Fowling Warehouse is home to 20 Fowling lanes and 2 (soon-to-be 3) bars. Fowling is a sport that was accidentally invented at a tailgate in 2001 by warehouse owner Chris Hutt and his friends. It is a hybrid of bowling, horseshoes, and football. Fowling Warehouse is located in the city of Hamramck, which is just short drive from Detroit.

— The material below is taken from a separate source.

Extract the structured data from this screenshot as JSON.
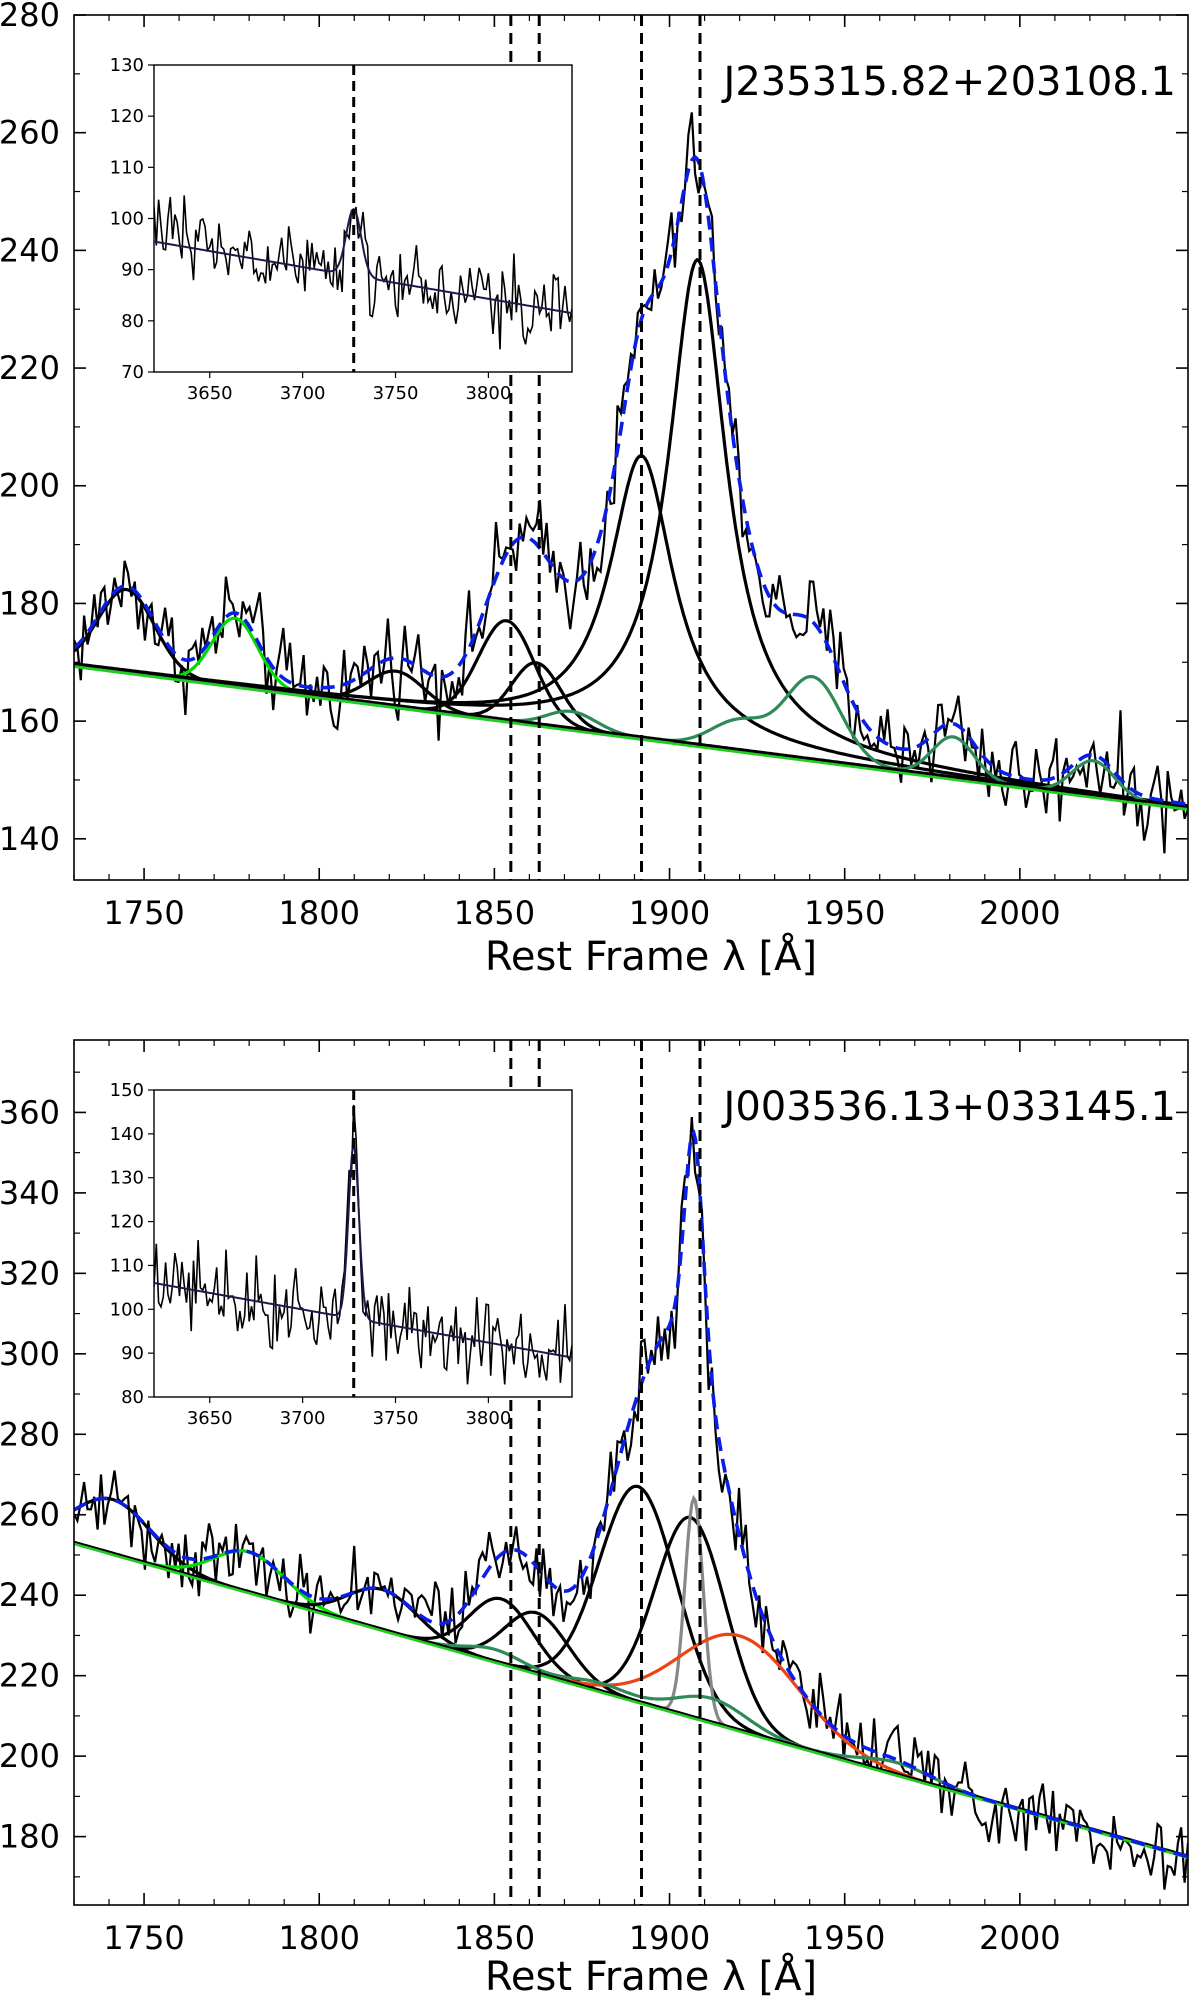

Polonia is a quaint Polish restaurant in Hamtramck. It originally began in 1927 as the Detroit Workingman’s Cooperative Restaurant to offer familiar food to Polish immigrants. In 1986, the restaurant changed ownership and was remodeled to fit a more traditional restaurant mold but kept the friendly atmosphere and authentic Polish food.
The Sugar House is regarded as one of the best cocktail bars in the city and is the “ultimate presentation bar in the city”. There’s no better way to spend a night out than with a bunch of friends and a delicious drink, or a few.
Gold Cash Gold can be described in just five simple words: cocktails and a good time. It is just two doors down from The Sugar House and is also on the list as being one of the best cocktail bars in the city.
Eastern Market is the oldest and largest indoor/outdoor market in the country. It is open every day except Sunday from 5 AM to 5 PM. It is the primary supplier of produce, meat, and other food products for both residents and businesses. The streets are always bopping with dedicated foodies and curious shoppers. Eastern Market has something for everyone.
Feet on the Street Tours founder Linda Yellin took us through the Eastern Market and introduced our taste buds to the delicacies the market has to offer. Yellin and her staff guide a variety of themed food-crawls as well as offer walking tours of other attractions throughout the city.
Wheelhouse Detroit is a bike shop that was established in 2008 that, in addition to selling, servicing, and renting bikes, offers biking tours of different Detroit neighborhoods. Wheelhouse offers a bunch of themed tours or gives customers the opportunity to create a custom tour tailored to their interests.
Detroit Experience Factory gave us the inside scoop of all the best shopping hotspots in Downtown, Midtown, and Fisher Building.
Punch Bowl Social is the place to go if you’re looking for a laidback environment to have a great time in. The food is spectacular and the drinks are top notch. If a restaurant and a nightclub had a baby, its name would be Punch Bowl Social. Located inside the Z-Garage, Punch Bowl Social includes 4 bars, a restaurant, bowling lanes, private karaoke rooms, retro video games, darts, pinball, ski ball, and even a photo both to satisfy all of your Instagram needs.
Standby is a small cocktail bar that reminds us of a prohibition era speakeasy. It is located in urban destination known as The Belt, an alleyway lined with street-art that bisects the Z-Garage, a ten-story parking garage that is also filled with public art projects and murals.
Wright & Co is another downtown attraction known for being one of the best cocktail bars in the city. Located in a historic 1891 brownstone, Wright & Co has an Old World vibe and is one of the first cocktail bar/restaurants in the neighborhood that is not a sportsbar.